Şelaleler, Selanik'ten çok uzak olmayan antik Edessa kentinde bulunmaktadır. Bu, güzel şelaleler kompleksi ile doğanın eşsiz güzellikteki köşesidir. Yılın herhangi bir zamanında burada dinlenmek keyifli.
Burası dünyanın en saygın Ortodoks yerlerinden biridir. Resmi olarak burası Yunanistan topraklarıdır, ancak gerçekte Athos dünyadaki tek bağımsız manastır cumhuriyetidir.

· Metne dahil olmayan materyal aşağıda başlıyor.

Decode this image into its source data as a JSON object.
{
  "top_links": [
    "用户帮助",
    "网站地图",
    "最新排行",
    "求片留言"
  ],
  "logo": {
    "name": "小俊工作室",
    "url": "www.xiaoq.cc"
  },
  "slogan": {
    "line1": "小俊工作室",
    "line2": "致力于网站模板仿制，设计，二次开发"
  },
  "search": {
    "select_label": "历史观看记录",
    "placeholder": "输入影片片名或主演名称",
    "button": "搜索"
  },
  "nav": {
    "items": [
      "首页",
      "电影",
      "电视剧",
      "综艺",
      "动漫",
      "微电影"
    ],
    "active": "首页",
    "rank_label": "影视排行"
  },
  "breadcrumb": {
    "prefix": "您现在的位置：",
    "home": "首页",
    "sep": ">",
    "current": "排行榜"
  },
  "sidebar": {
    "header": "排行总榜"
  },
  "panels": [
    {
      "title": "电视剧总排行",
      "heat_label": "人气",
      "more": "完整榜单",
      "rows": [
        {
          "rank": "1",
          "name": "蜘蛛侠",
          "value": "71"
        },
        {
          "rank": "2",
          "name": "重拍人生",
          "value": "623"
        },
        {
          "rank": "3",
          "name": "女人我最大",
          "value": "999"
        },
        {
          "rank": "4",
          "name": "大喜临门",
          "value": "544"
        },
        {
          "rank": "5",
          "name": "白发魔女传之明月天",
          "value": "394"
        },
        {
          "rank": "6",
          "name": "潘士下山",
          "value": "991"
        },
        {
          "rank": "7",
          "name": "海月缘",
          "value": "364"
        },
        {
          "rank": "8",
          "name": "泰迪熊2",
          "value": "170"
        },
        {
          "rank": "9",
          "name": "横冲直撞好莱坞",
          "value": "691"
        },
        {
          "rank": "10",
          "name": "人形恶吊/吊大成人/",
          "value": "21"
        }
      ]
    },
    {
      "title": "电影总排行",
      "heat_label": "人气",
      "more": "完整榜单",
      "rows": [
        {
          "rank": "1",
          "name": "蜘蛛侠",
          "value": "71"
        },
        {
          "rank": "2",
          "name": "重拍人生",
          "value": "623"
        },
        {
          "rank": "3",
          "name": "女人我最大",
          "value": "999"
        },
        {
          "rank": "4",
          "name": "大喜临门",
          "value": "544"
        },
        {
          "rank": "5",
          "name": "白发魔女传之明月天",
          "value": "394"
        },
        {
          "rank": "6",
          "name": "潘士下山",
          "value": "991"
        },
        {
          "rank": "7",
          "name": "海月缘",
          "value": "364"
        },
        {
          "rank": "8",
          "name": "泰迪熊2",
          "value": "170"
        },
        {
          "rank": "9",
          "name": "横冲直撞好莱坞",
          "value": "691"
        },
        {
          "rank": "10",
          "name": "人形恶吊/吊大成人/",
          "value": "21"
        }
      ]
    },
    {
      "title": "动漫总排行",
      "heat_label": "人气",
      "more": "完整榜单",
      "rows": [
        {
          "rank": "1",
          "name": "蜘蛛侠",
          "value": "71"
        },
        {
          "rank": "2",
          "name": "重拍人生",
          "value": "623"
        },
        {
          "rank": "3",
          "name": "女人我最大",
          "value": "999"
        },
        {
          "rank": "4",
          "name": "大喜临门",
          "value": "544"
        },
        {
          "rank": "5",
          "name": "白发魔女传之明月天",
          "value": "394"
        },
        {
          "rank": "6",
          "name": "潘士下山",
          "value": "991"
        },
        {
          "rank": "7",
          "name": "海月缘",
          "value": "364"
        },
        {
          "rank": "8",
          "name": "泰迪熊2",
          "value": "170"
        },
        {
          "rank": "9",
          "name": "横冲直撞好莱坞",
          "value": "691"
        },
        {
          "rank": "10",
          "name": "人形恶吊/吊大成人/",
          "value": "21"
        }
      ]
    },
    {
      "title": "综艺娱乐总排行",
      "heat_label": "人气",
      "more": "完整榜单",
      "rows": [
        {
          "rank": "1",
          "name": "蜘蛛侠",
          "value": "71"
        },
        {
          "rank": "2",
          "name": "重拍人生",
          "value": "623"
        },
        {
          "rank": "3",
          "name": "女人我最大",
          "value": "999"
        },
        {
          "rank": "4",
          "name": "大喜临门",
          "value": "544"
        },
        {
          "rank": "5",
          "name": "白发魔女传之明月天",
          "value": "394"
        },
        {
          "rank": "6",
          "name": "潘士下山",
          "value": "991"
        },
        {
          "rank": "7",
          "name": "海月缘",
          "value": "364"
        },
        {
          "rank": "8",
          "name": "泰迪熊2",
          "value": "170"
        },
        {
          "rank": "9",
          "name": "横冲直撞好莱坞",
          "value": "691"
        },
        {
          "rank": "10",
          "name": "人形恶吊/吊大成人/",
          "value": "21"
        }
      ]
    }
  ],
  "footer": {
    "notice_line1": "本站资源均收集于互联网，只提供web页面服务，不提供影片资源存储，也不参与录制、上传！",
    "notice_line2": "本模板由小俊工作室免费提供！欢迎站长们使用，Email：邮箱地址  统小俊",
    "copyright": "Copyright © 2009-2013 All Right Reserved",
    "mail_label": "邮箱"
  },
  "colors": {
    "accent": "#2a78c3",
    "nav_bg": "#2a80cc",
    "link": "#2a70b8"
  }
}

Şimdi Athos'ta yaklaşık 2.000 keşişin yaşadığı 20 manastır var. Bu kutsal yeri ziyaret etmek için laiklerin özel bir belgeye ihtiyacı olduğunu, hacı sayısının sınırlı olduğunu ve kadınlara kesinlikle izin verilmediğini bilmelisiniz. Ayrıca 1016 yılında inşa edilen Athos - St. Panteleimon Dağı'nda bir Rus manastırı bulunmaktadır. Sırp ve Bulgar manastırları da var.
Yarımada mutfağı
Halkidiki restoranları turistlere çok çeşitli Yunan mutfağı sunmaktadır. Bunlar salatalar, atıştırmalıklar, balık, et ve hatta deniz kestaneleridir. Restoranların çoğu aynı menüye sahip gibi görünebilir ancak tatilciler her yerde lezzetli yemekler pişirdiklerini belirtiyorlar. Turistlere göre yarımadadaki balık ve balık yemekleri, denize yakın olmasına rağmen etten daha pahalı.
Ulaşım
Halkidiki'ye ulaşmak artık yeterince kolay. Moskova'dan Selanik'e düzenli olarak uçan uçaklar, bazen özel bir teklifle çok düşük bir fiyata bilet satın alabilirsiniz.
satın almalar
Yarımadadaki alışveriş listesi çeşitlidir, bu bilgiyi tatile hemen uygulamak ve zamandan tasarruf etmek için seyahatten önce kendinizi tanımak daha iyidir. Halkidiki yarımadasında çok uygun fiyatlara kaliteli kıyafet ve ayakkabı satan çok sayıda dükkan bulunmaktadır. Yenilebilir hediyelerden çoğu turist, yarımadadan zeytin ve zeytinyağı, alkol, bal ve seramik getirir.
Konaklama
Farklı fiyat aralığındaki otellerin yanı sıra Halkidiki'de deniz kenarında bir bungalovda yaşayabilir veya sakin bir köyde oda veya daire kiralayabilirsiniz. Birçok otel ve misafirhanede personel Rusça bildiği için iletişimde herhangi bir sorun yaşanmayacaktır.